Ele era o tipo de cara que se sentia com o sexy appeal aflorado se tivesse um caso nas mãos para desvendar. A excitação e o brilho em seus olhos, bem como o dedo indicador levantado sempre que uma nova ilação era percebida demonstravam esse traço de sua personalidade.

Uma suave brisa soprou e arrepiou a fina penugem em meus braços quando tentava suportar a dor ininterrupta e incômoda na região do minha cintura. Para amenizar os efeitos dos ferimentos, detive meus braços na parede oposta à vista e tentei me sentar.

Etan buscou um chaveiro no bolso e utilizou uma das chaves para violar uma garrafa de vinho tinto. Tadeu se dependurou na barra de ferro novamente quando vimos cortar o céu uma estrela cadente.

Etan ingeriu uma dose generosa da bebida, revirou os olhos com o gosto agradável e me disse:

-Por favor cara... Pense em desejos úteis! Nada de revelações afeminadas da sua personalidade... Tipo, o fato de você desejar a Polly professora ou a Barbie FairyTale... Coisa de Maricona!
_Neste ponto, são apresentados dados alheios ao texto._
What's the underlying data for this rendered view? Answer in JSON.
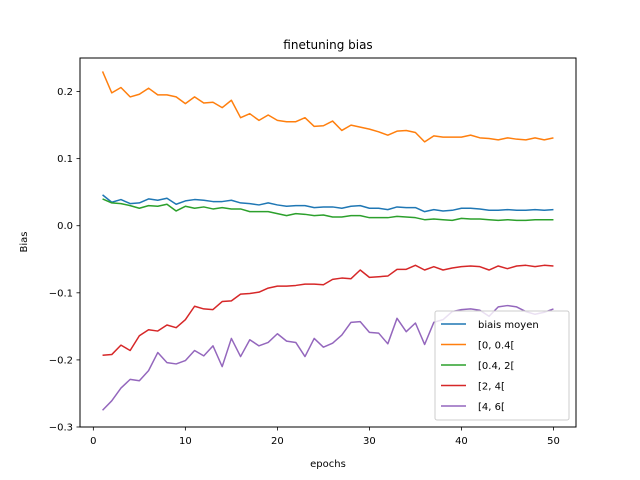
{
  "chart_data": {
    "type": "line",
    "title": "finetuning bias",
    "xlabel": "epochs",
    "ylabel": "Bias",
    "xlim": [
      -1.45,
      52.45
    ],
    "ylim": [
      -0.3,
      0.25
    ],
    "xticks": [
      0,
      10,
      20,
      30,
      40,
      50
    ],
    "yticks": [
      -0.3,
      -0.2,
      -0.1,
      0.0,
      0.1,
      0.2
    ],
    "ytick_labels": [
      "−0.3",
      "−0.2",
      "−0.1",
      "0.0",
      "0.1",
      "0.2"
    ],
    "xtick_labels": [
      "0",
      "10",
      "20",
      "30",
      "40",
      "50"
    ],
    "grid": false,
    "legend_position": "lower-right",
    "x": [
      1,
      2,
      3,
      4,
      5,
      6,
      7,
      8,
      9,
      10,
      11,
      12,
      13,
      14,
      15,
      16,
      17,
      18,
      19,
      20,
      21,
      22,
      23,
      24,
      25,
      26,
      27,
      28,
      29,
      30,
      31,
      32,
      33,
      34,
      35,
      36,
      37,
      38,
      39,
      40,
      41,
      42,
      43,
      44,
      45,
      46,
      47,
      48,
      49,
      50
    ],
    "series": [
      {
        "name": "biais moyen",
        "color": "#1f77b4",
        "values": [
          0.046,
          0.035,
          0.039,
          0.033,
          0.034,
          0.04,
          0.038,
          0.041,
          0.032,
          0.037,
          0.039,
          0.038,
          0.036,
          0.036,
          0.038,
          0.034,
          0.033,
          0.031,
          0.034,
          0.031,
          0.029,
          0.03,
          0.03,
          0.027,
          0.028,
          0.028,
          0.026,
          0.029,
          0.03,
          0.026,
          0.026,
          0.024,
          0.028,
          0.027,
          0.027,
          0.021,
          0.024,
          0.022,
          0.023,
          0.026,
          0.026,
          0.025,
          0.023,
          0.023,
          0.024,
          0.023,
          0.023,
          0.024,
          0.023,
          0.024
        ]
      },
      {
        "name": "[0, 0.4[",
        "color": "#ff7f0e",
        "values": [
          0.23,
          0.198,
          0.206,
          0.192,
          0.196,
          0.205,
          0.195,
          0.195,
          0.192,
          0.182,
          0.192,
          0.183,
          0.184,
          0.176,
          0.187,
          0.161,
          0.167,
          0.157,
          0.165,
          0.157,
          0.155,
          0.155,
          0.161,
          0.148,
          0.149,
          0.156,
          0.142,
          0.15,
          0.147,
          0.144,
          0.14,
          0.135,
          0.141,
          0.142,
          0.139,
          0.125,
          0.134,
          0.132,
          0.132,
          0.132,
          0.135,
          0.131,
          0.13,
          0.128,
          0.131,
          0.129,
          0.128,
          0.131,
          0.128,
          0.131
        ]
      },
      {
        "name": "[0.4, 2[",
        "color": "#2ca02c",
        "values": [
          0.04,
          0.034,
          0.033,
          0.03,
          0.026,
          0.03,
          0.029,
          0.032,
          0.022,
          0.029,
          0.026,
          0.028,
          0.025,
          0.027,
          0.025,
          0.025,
          0.021,
          0.021,
          0.021,
          0.018,
          0.015,
          0.018,
          0.017,
          0.015,
          0.016,
          0.013,
          0.013,
          0.015,
          0.015,
          0.012,
          0.012,
          0.012,
          0.014,
          0.013,
          0.012,
          0.009,
          0.01,
          0.009,
          0.008,
          0.011,
          0.01,
          0.01,
          0.009,
          0.008,
          0.009,
          0.008,
          0.008,
          0.009,
          0.009,
          0.009
        ]
      },
      {
        "name": "[2, 4[",
        "color": "#d62728",
        "values": [
          -0.193,
          -0.192,
          -0.178,
          -0.186,
          -0.164,
          -0.155,
          -0.157,
          -0.148,
          -0.152,
          -0.14,
          -0.12,
          -0.124,
          -0.125,
          -0.113,
          -0.112,
          -0.102,
          -0.101,
          -0.099,
          -0.093,
          -0.09,
          -0.09,
          -0.089,
          -0.087,
          -0.087,
          -0.088,
          -0.08,
          -0.078,
          -0.079,
          -0.066,
          -0.077,
          -0.076,
          -0.075,
          -0.065,
          -0.065,
          -0.059,
          -0.066,
          -0.061,
          -0.066,
          -0.063,
          -0.061,
          -0.06,
          -0.061,
          -0.066,
          -0.06,
          -0.064,
          -0.06,
          -0.059,
          -0.061,
          -0.059,
          -0.06
        ]
      },
      {
        "name": "[4, 6[",
        "color": "#9467bd",
        "values": [
          -0.275,
          -0.261,
          -0.242,
          -0.229,
          -0.231,
          -0.216,
          -0.189,
          -0.204,
          -0.206,
          -0.201,
          -0.186,
          -0.194,
          -0.179,
          -0.21,
          -0.168,
          -0.195,
          -0.17,
          -0.179,
          -0.174,
          -0.161,
          -0.172,
          -0.174,
          -0.195,
          -0.168,
          -0.181,
          -0.175,
          -0.163,
          -0.144,
          -0.143,
          -0.159,
          -0.16,
          -0.176,
          -0.138,
          -0.158,
          -0.145,
          -0.177,
          -0.144,
          -0.14,
          -0.128,
          -0.125,
          -0.124,
          -0.126,
          -0.135,
          -0.121,
          -0.119,
          -0.121,
          -0.128,
          -0.132,
          -0.129,
          -0.124
        ]
      }
    ]
  }
}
-Eu desejo reatar com a minha garota! É disso que eu preciso...

Etan cambaleou um pouco na diagonal quando buscou mais um engradado de energético enquanto Tadeu imitava sua postura de um embriagado mais chato que o normal.

Eu gargalhei e ouvi alguns barulhos vindos da escada de emergência à direita de mim. Todos nos calamos e Tadeu me estendeu as mãos tentando ajudar a me pôr de pé.

Era Julia quem chegava.

-Hello, galera do mal! - anunciou Paty com um par de saltos cravejado de falsas bijuterias nas mãos. Ela pouco desviava os olhos dos meus, sorrindo forçado e obstruindo minha visão de Julia que vinha logo atrás. Sua postura era tensa e seus músculos estavam contraídos. Ela fez uma negativa com a cabeça, uma que só eu perceberia.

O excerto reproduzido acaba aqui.